Chapter 26

Paul is quieter than usual tonight, thumbing through my pictures. Probably disappointed by my light and dark interiors, my mundane objects and lifeless scenes. I watch him pause at certain ones and wonder what they are. I stand there, fidgeting like a schoolgirl—like one of his fangirls.

Finally, he looks up.

“These are wonderful, Judith. And unexpected.” He hands them back to me, which sinks my rising spirits, but then he looks the way he always does after seeing my photographs: bright-eyed and alive.

“I expected to see more self-portraits—in mirrors, in a toaster oven, that sort of thing?” I think of the stunning photograph I failed to take in the bathroom mirror and freeze.

How can I explain why I spent the day inside, surrounded by reflective surfaces, without taking a single self-portrait?

But Paul was commenting more than questioning. I’m relieved when he goes on.

“But I didn’t actually miss them. I mean, I did miss them, I love your self-portraits, but…

it’s astonishing to me how much emotion you convey in all of your photographs, even these, of objects and interiors.

I can still feel them, you know? Feel the weight of the house and the life of these things, and your life inside all of it.

It’s really something.” He’s staring off into the dim classroom as he speaks.

Even though he’s speaking about my life, he doesn’t need me here, I realize; he’s communing so deeply with my pictures that I could be…

a desk, or the fine point of his sharpened pencil, or nothing at all.

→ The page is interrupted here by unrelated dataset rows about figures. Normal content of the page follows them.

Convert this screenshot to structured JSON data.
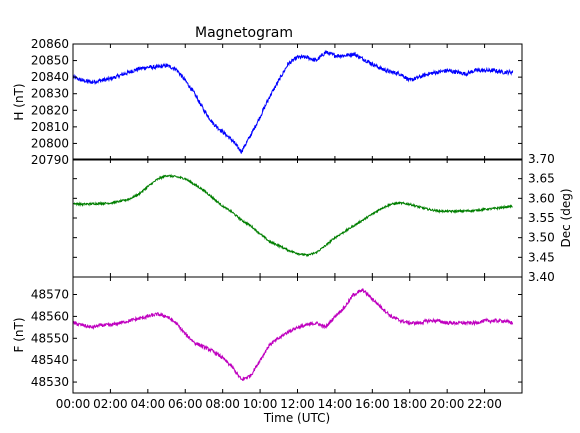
{
  "chart_data": {
    "type": "line",
    "title": "Magnetogram",
    "xlabel": "Time (UTC)",
    "x_ticks": [
      "00:00",
      "02:00",
      "04:00",
      "06:00",
      "08:00",
      "10:00",
      "12:00",
      "14:00",
      "16:00",
      "18:00",
      "20:00",
      "22:00"
    ],
    "x_tick_hours": [
      0,
      2,
      4,
      6,
      8,
      10,
      12,
      14,
      16,
      18,
      20,
      22
    ],
    "xlim_hours": [
      0,
      24
    ],
    "panels": [
      {
        "name": "h-panel",
        "ylabel": "H (nT)",
        "ylabel_side": "left",
        "ylim": [
          20790,
          20860
        ],
        "y_ticks": [
          20790,
          20800,
          20810,
          20820,
          20830,
          20840,
          20850,
          20860
        ],
        "y_tick_labels": [
          "20790",
          "20800",
          "20810",
          "20820",
          "20830",
          "20840",
          "20850",
          "20860"
        ],
        "color": "#0000ff",
        "x_hours": [
          0,
          0.5,
          1,
          1.5,
          2,
          2.5,
          3,
          3.5,
          4,
          4.5,
          5,
          5.5,
          6,
          6.5,
          7,
          7.5,
          8,
          8.5,
          9,
          9.5,
          10,
          10.5,
          11,
          11.5,
          12,
          12.5,
          13,
          13.5,
          14,
          14.5,
          15,
          15.5,
          16,
          16.5,
          17,
          17.5,
          18,
          18.5,
          19,
          19.5,
          20,
          20.5,
          21,
          21.5,
          22,
          22.5,
          23,
          23.5
        ],
        "values": [
          20840,
          20838,
          20837,
          20838,
          20839,
          20841,
          20843,
          20845,
          20846,
          20846,
          20847,
          20845,
          20838,
          20830,
          20820,
          20812,
          20807,
          20802,
          20795,
          20805,
          20816,
          20828,
          20838,
          20848,
          20852,
          20852,
          20850,
          20855,
          20853,
          20853,
          20854,
          20851,
          20848,
          20845,
          20843,
          20842,
          20838,
          20840,
          20842,
          20843,
          20844,
          20843,
          20842,
          20844,
          20844,
          20844,
          20843,
          20843
        ],
        "noise": 1.2
      },
      {
        "name": "dec-panel",
        "ylabel": "Dec (deg)",
        "ylabel_side": "right",
        "ylim": [
          3.4,
          3.7
        ],
        "y_ticks": [
          3.4,
          3.45,
          3.5,
          3.55,
          3.6,
          3.65,
          3.7
        ],
        "y_tick_labels": [
          "3.40",
          "3.45",
          "3.50",
          "3.55",
          "3.60",
          "3.65",
          "3.70"
        ],
        "color": "#007f00",
        "x_hours": [
          0,
          0.5,
          1,
          1.5,
          2,
          2.5,
          3,
          3.5,
          4,
          4.5,
          5,
          5.5,
          6,
          6.5,
          7,
          7.5,
          8,
          8.5,
          9,
          9.5,
          10,
          10.5,
          11,
          11.5,
          12,
          12.5,
          13,
          13.5,
          14,
          14.5,
          15,
          15.5,
          16,
          16.5,
          17,
          17.5,
          18,
          18.5,
          19,
          19.5,
          20,
          20.5,
          21,
          21.5,
          22,
          22.5,
          23,
          23.5
        ],
        "values": [
          3.587,
          3.585,
          3.586,
          3.587,
          3.588,
          3.592,
          3.598,
          3.61,
          3.63,
          3.648,
          3.658,
          3.655,
          3.65,
          3.635,
          3.62,
          3.6,
          3.58,
          3.565,
          3.545,
          3.53,
          3.51,
          3.49,
          3.48,
          3.468,
          3.46,
          3.455,
          3.462,
          3.48,
          3.5,
          3.515,
          3.53,
          3.545,
          3.56,
          3.575,
          3.585,
          3.588,
          3.585,
          3.578,
          3.572,
          3.568,
          3.567,
          3.567,
          3.568,
          3.569,
          3.572,
          3.574,
          3.577,
          3.58
        ],
        "noise": 0.0025
      },
      {
        "name": "f-panel",
        "ylabel": "F (nT)",
        "ylabel_side": "left",
        "ylim": [
          48525,
          48578
        ],
        "y_ticks": [
          48530,
          48540,
          48550,
          48560,
          48570
        ],
        "y_tick_labels": [
          "48530",
          "48540",
          "48550",
          "48560",
          "48570"
        ],
        "color": "#bf00bf",
        "x_hours": [
          0,
          0.5,
          1,
          1.5,
          2,
          2.5,
          3,
          3.5,
          4,
          4.5,
          5,
          5.5,
          6,
          6.5,
          7,
          7.5,
          8,
          8.5,
          9,
          9.5,
          10,
          10.5,
          11,
          11.5,
          12,
          12.5,
          13,
          13.5,
          14,
          14.5,
          15,
          15.5,
          16,
          16.5,
          17,
          17.5,
          18,
          18.5,
          19,
          19.5,
          20,
          20.5,
          21,
          21.5,
          22,
          22.5,
          23,
          23.5
        ],
        "values": [
          48557,
          48556,
          48555,
          48556,
          48556,
          48557,
          48558,
          48559,
          48560,
          48561,
          48560,
          48557,
          48552,
          48548,
          48546,
          48544,
          48541,
          48537,
          48531,
          48533,
          48540,
          48547,
          48550,
          48553,
          48555,
          48556,
          48557,
          48555,
          48560,
          48564,
          48570,
          48572,
          48568,
          48564,
          48560,
          48558,
          48557,
          48557,
          48558,
          48558,
          48557,
          48557,
          48557,
          48557,
          48558,
          48558,
          48558,
          48557
        ],
        "noise": 0.8
      }
    ],
    "grid": false,
    "legend": "none"
  }
}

“Thank you, Paul,” I say, louder than usual, trying to remind him that I’m here, that I exist. “I-I purposely avoided taking self-portraits. I think I might rely on them too much.”

“No, no way. You’ve got much more to explore there.

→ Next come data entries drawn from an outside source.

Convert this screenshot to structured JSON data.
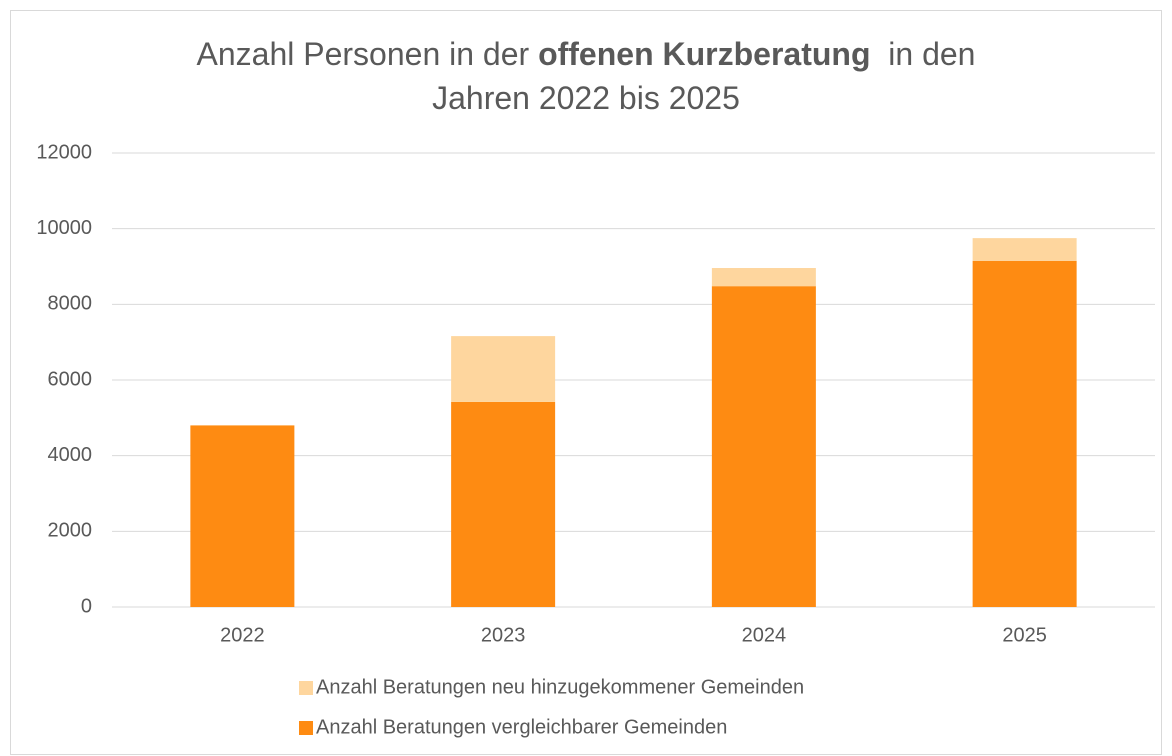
{
  "chart_data": {
    "type": "stacked_bar",
    "title_lines": [
      [
        {
          "text": "Anzahl Personen in der "
        },
        {
          "text": "offenen Kurzberatung",
          "bold": true
        },
        {
          "text": "  in den"
        }
      ],
      [
        {
          "text": "Jahren 2022 bis 2025"
        }
      ]
    ],
    "categories": [
      "2022",
      "2023",
      "2024",
      "2025"
    ],
    "series": [
      {
        "name": "Anzahl Beratungen vergleichbarer Gemeinden",
        "color": "#fe8b12",
        "values": [
          4800,
          5420,
          8480,
          9150
        ]
      },
      {
        "name": "Anzahl Beratungen neu hinzugekommener Gemeinden",
        "color": "#fed69e",
        "values": [
          0,
          1740,
          480,
          600
        ]
      }
    ],
    "ylim": [
      0,
      12000
    ],
    "yticks": [
      0,
      2000,
      4000,
      6000,
      8000,
      10000,
      12000
    ],
    "grid": true
  }
}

And you will—there’s plenty of time for more of those.

But these interiors turned out beautifully.

More for the portfolio. They show your range,” he says significantly.

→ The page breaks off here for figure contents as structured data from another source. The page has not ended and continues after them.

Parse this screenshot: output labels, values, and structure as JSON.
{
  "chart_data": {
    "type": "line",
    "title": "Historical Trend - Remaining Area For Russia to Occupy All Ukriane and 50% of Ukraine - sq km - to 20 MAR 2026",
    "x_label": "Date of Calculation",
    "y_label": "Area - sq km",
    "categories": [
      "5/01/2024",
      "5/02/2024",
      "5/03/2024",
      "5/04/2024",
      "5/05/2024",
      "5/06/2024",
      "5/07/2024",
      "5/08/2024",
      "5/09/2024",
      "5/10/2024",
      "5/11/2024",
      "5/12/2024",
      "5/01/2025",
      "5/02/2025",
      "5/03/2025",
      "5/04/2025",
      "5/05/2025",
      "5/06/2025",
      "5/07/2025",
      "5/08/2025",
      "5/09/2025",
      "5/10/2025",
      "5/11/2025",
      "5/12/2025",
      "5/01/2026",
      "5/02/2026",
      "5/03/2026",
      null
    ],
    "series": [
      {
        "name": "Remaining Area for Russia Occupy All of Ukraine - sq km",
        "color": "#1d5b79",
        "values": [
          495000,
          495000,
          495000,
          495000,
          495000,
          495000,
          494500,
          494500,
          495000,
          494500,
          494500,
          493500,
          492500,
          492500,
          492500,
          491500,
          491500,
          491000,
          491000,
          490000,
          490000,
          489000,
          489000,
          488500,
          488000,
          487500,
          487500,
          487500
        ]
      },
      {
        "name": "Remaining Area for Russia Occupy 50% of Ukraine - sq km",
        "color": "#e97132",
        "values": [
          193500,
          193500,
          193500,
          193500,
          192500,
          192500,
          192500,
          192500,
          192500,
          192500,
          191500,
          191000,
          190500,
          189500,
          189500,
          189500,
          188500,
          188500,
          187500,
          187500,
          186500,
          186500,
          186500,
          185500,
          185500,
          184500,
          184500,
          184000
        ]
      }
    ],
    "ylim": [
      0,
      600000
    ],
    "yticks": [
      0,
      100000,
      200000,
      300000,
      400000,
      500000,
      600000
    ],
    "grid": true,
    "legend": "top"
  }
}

But he doesn’t say the rest, which both relieves and frustrates me.

I want him to say it now—maybe I would say yes.

Just for the hell of it, just to prove that I can, and to see the pleasure it would bring him.

“I do think you should go back to the city, though,” he continues, a bit brusquely.

“I really noticed a leap in your skills when you went, and I think it would push you further, in a way staying home and staying local simply cannot.” I let the silence stretch and distend between us, with Paul waiting for me to promise I’ll go there right away, go tomorrow—like I did the last time he suggested this.

“I’ve been so busy,” I lie, speaking at last. “I’ve had to stay close to home.”

“I see,” is all he says, and I can sense him studying me, studying my face and the way my hands clench together at my waist, smothering the truth between them.